Graduate Student Unpacks the Issues of Blackness in the Fashion Industry

Katiti Karonde was the first black model to appear on the cover of Glamour magazine. 

Katiti Karonde was the first black model to appear on the cover of Glamour magazine. 

So often, blackness—and its gruesome history—can be rendered a garment that can easily be shed when a season no longer begs for its use. Regardless of its trendiness, its historical oppression and misrepresentation continues to be worn and experienced by those that it most truly represents­–black Americans.
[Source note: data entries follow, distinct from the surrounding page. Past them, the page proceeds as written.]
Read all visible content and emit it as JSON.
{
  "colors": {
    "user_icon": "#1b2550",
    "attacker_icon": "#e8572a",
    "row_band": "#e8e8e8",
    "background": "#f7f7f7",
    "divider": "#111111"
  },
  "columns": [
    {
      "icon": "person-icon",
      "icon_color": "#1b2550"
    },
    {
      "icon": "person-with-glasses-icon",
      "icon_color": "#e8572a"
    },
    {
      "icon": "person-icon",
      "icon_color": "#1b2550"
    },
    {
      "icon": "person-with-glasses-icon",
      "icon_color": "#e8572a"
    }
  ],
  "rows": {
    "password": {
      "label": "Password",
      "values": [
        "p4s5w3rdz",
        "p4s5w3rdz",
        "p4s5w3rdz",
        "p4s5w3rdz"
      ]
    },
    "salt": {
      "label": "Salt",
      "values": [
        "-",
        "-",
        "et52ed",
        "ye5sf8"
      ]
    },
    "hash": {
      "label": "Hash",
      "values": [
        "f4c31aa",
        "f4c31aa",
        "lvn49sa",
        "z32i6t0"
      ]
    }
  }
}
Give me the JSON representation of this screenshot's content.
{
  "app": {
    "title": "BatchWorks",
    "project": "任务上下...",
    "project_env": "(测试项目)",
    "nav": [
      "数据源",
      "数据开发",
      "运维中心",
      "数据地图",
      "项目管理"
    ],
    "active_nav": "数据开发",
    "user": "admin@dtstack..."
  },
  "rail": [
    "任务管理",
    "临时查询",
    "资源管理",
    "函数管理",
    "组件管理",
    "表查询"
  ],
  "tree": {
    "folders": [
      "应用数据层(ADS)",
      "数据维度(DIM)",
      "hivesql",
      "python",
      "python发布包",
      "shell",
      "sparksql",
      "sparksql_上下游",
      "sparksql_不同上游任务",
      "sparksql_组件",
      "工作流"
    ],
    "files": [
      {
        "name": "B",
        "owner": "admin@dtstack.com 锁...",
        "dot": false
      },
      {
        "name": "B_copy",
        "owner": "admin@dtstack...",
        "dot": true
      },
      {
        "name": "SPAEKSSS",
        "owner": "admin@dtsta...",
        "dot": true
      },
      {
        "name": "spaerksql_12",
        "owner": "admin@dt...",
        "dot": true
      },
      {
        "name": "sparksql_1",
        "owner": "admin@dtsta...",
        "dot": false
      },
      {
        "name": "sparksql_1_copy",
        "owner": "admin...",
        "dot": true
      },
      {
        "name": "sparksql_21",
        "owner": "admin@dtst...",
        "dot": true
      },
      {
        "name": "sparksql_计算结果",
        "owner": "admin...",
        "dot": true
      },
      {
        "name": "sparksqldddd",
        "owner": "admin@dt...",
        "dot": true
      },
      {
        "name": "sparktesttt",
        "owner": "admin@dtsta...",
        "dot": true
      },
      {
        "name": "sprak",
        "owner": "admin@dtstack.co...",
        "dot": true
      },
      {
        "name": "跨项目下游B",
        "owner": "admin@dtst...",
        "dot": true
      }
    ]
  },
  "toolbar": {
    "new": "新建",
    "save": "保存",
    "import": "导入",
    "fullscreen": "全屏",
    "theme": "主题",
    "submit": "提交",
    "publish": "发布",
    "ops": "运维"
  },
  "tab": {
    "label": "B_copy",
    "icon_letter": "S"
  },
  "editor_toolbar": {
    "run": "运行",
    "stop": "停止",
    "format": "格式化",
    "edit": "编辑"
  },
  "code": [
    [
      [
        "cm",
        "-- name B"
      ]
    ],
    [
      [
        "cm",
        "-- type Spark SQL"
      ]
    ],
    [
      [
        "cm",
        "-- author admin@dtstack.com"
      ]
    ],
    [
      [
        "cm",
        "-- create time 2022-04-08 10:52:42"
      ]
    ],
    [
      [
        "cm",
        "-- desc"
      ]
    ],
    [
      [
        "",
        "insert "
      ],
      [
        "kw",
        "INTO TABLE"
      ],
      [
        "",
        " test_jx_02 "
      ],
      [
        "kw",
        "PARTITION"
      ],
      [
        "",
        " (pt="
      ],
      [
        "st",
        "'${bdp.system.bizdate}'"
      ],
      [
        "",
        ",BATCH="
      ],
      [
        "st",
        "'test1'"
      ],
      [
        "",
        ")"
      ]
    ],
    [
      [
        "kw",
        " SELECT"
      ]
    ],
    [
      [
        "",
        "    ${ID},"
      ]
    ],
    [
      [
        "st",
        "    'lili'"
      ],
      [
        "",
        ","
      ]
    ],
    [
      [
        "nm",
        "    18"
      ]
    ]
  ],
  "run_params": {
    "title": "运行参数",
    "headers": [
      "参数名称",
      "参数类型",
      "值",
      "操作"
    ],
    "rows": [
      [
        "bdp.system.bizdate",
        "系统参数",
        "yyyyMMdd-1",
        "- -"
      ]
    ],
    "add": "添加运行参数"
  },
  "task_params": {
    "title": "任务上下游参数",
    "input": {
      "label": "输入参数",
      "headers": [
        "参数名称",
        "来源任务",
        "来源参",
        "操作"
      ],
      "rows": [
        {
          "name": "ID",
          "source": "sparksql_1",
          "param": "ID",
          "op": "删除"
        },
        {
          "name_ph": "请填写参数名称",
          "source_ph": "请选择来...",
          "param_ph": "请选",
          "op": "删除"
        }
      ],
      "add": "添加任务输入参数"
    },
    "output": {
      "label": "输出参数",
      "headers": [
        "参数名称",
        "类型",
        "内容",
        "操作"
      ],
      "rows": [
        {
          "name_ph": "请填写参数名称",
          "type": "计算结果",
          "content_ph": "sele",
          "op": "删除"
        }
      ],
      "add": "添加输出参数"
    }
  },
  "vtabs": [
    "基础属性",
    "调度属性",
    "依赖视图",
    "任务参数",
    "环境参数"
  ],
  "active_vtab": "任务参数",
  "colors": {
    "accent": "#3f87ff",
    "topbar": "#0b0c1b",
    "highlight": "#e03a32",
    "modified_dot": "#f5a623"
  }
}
The above is an excerpt from Rikki Byrd's essay, "Black: The Color We Wear, The Temporality of Blackness in the Fashion Industry," which was originally published in the online journal Notices. In the essay, Rikki provides a historical survey of how the Black body has come to fashioned from slavery to Fashion Week. Her rich research and hypothesis of blackness as a trend is a part of her thesis in Parsons the New School of Design's Masters of Arts in Fashion Studies program. Read the introduction to Rikki's essay below, and stay updated on her research on her blog

Black: The Color We Wear--Introduction

On April 11, 1969 a fashion supplement appeared inTIME Magazine. In it, an article titled “Black Look in Beauty” considered a trend of blackness in the fashion industry. The article reads that the fashion industry “has started thinking black.” It goes on to highlight the most coming-of-age black models during this time, such as Donyale Luna, Naomi Sims, Charlene Dash, Jolie Jones, Anne Fowler and Yahne Sangare, who were appearing in some of fashion’s most elite publications that before this time, were not featuring black models at all. This arrival of black models and the use of their blackness was assigned to what TIME wrote as “the temper of the times.” The article quotes photographer Bert Stern, who said that, “Negroes photograph better against white.” Unmatched fashion publicist Eleanor Lambert told the publication “this is the moment for the Negro girl. She has long legs, apt to be very thin and wiry. This is the look of now” (TIME Magazine 1969).

Lambert’s use of the word “now” holds true the implication that whom she states as the Negro girl is temporal–going in and out of style like many other trends in fashion. Sociologists have written about the short-lived trends in fashion: Werner Sombart writes about the “tempo of changes in fashion,” and if any “fashion” spans several years it brings into question whether or not it has become a national costume (2004, 313); Georg Simmel discusses fashion in terms of the distinction between its “simultaneous beginning and end,” writing that “fashion includes…the charm of novelty coupled to that of transitoriness” (2004, 295); Yuniya Kawamura boldly writes that, “the essence of fashion is change ” (2005). These concepts of temporality specifically focus on modes of dress and style in fashion, as it pertains to consumption and class. However, I wish to elucidate the temporality of blackness in fashion, as it functions as a trend, or in what Lambert states as “the look of now.”

In Skin Deep (Summers 1998, PXIII), former Ford Model and fashion scholar Barbara Summers writes: “It is ridiculous to think that skin color could ever be in or out of style.” Other writers on blackness and fashion have written about how slaves came to fashion themselves (Miller 2009), black women’s fashion and beauty magazines and advertisements (Rooks 2004), and the permanence of African culture through fashion (Griebel 1995). To consider race and fashion is to consider how the former is reconstructed into an aesthetic statement. Much like a resort collection that is temporal in that it is meant for warmer weather and months, or coats and boots from a fall/winter collection, blackness is also used as a means of display and consumption. The evolution of blackness can be studied as fashionable—from slavery to more recent examples such as the lack of diversity at New York Fashion Week.